A slump in energy firms led shares in London lower on Friday, with sentiment also dented by US President Donald Trump’s threat to impose new tariffs on China over the COVID-19 pandemic.
The FTSE 100 fell 1.9 percent, but was up 0.2 percent for the week, with the energy index plunging 6.7 percent to its lowest in more than a month as oil prices tumbled even as OPEC and its allies began a record output cut.
Royal Dutch Shell PLC shed another 8.7 percent and was the single biggest drag on the FTSE 100 on a ratings downgrade and several price target cuts, a day after it slashed dividend for the first time since World War II.
The two-day slide for the blue-chip FTSE 100 marks an abrupt about-turn in sentiment this week, with investors turning cautious about a revival in business activity even though several countries have started relaxing stay-at-home orders.
Dulling the mood further, Trump late on Thursday said that his hard-fought trade deal with China was now of secondary importance to the pandemic and his administration was crafting retaliatory measures over the outbreak.
With most of European markets, including those in Amsterdam, Brussels, Paris, Frankfurt and Zurich, closed for the International Workers’ Day holiday, the full effect of Trump’s threat would not be felt until next week, but it stands to derail the recent rally that led the benchmark STOXX 600 to post its best month in April since 2015.

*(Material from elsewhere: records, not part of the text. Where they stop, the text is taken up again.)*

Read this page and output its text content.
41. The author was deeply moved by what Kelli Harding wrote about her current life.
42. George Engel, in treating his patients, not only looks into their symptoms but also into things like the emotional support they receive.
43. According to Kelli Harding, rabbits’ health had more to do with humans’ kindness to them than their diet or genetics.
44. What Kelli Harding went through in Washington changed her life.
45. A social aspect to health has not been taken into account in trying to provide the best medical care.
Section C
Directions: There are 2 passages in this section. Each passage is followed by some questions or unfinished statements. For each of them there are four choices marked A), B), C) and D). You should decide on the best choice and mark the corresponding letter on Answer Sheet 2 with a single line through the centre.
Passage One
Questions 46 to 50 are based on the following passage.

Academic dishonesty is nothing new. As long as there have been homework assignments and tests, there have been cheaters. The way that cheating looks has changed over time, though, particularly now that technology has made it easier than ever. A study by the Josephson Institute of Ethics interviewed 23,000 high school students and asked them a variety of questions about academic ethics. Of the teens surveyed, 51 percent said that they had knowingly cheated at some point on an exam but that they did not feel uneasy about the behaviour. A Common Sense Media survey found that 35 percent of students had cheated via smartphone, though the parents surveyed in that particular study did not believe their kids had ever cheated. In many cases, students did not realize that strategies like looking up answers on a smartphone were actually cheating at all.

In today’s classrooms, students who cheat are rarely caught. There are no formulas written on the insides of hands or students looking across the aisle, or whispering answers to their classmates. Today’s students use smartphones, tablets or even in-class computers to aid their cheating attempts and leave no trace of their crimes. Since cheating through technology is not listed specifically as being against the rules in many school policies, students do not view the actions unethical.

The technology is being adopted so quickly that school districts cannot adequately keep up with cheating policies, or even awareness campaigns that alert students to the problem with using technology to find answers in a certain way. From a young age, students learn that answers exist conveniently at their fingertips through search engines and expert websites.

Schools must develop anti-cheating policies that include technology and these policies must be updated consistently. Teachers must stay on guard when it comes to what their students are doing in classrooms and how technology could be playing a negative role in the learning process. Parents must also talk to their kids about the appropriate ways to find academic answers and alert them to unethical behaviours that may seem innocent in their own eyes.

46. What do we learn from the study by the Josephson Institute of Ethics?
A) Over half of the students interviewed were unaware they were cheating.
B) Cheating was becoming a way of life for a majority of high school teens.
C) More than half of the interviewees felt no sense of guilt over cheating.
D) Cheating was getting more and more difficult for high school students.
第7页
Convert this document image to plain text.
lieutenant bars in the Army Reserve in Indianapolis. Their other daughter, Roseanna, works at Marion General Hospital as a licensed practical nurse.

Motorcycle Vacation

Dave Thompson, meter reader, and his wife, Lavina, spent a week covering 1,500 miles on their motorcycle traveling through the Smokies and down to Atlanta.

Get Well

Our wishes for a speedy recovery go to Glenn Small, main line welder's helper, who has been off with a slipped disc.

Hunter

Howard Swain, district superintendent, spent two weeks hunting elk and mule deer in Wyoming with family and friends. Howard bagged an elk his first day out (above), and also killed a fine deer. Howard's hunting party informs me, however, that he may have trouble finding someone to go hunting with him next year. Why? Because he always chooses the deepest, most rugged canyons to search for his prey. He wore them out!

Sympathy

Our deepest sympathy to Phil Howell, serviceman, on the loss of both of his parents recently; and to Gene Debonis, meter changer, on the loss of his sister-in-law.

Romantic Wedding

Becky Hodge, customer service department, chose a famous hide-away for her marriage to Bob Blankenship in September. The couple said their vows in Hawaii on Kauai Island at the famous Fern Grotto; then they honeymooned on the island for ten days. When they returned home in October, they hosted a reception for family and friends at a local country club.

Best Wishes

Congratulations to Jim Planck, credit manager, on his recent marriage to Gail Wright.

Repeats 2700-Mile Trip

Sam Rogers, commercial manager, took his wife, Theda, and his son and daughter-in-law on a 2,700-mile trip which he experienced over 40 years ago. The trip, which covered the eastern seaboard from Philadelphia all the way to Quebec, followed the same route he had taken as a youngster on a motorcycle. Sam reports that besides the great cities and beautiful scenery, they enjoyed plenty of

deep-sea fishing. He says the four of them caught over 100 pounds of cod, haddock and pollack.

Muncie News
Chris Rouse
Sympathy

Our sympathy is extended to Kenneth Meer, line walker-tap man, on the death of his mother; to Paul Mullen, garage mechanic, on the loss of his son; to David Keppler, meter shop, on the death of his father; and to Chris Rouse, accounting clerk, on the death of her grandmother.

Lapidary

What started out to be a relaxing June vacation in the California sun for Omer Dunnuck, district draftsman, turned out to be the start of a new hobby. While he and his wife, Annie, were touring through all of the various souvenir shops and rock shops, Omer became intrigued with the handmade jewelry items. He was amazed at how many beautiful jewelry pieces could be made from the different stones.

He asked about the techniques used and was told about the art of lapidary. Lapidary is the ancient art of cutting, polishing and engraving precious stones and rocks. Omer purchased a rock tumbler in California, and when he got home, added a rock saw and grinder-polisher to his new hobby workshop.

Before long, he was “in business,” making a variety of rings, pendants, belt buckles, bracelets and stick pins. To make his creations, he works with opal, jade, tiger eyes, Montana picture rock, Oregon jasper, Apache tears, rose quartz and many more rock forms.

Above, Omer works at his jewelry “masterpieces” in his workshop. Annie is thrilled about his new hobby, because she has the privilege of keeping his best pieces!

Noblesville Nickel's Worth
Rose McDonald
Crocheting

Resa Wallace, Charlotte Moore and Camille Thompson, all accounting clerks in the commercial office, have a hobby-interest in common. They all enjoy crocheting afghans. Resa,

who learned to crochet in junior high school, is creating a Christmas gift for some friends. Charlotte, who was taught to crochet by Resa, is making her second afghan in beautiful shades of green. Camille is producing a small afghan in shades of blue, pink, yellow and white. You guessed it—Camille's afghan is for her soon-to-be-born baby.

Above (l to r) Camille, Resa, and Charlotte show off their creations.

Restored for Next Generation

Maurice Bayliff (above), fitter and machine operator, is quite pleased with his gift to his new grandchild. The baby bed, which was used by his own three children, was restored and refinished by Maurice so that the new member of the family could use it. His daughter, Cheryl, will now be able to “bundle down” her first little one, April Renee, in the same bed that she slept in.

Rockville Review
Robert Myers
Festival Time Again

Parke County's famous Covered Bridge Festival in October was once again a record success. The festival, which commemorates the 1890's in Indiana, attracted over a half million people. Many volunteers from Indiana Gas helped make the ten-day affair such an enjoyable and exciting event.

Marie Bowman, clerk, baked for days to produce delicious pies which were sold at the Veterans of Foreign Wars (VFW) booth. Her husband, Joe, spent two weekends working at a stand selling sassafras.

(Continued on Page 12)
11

“Market sentiment had shifted during April to become very positive very quickly [and] the last 24 hours have been a wake-up call,” said Hugh Gimber, global market strategist at JP Morgan Asset Management. “The prospect of US-China tensions heating up again is not good for risk sentiment and the market remains vulnerable to the coronavirus and progress in developing a vaccine.”
Data on Friday showed that the lockdown measures were grinding the housing market to a halt, while another report said British manufacturers last month suffered the biggest fall in output and orders for at least three decades.
British Airways operator IAG fell 3.8 percent as details of its plans to cut staffing, including one-quarter of its pilots, and weather the collapse in air travel under the coronavirus continued to tumble out.
Low-cost airline EasyJet PLC slumped 7.2 percent to the bottom of the FTSE 100 after rival Ryanair Holdings PLC said it would ground more than 99 percent of its flights until July.
Ireland-based Ryanair’s London-listed shares fell 5.3 percent.
However, British state-backed lender Royal Bank of Scotland gained 3.6 percent as its quarterly results beat analyst expectations, thanks in part to a rise in income from a spike in trading in volatile markets at its previously loss-making investment bank NatWest Markets.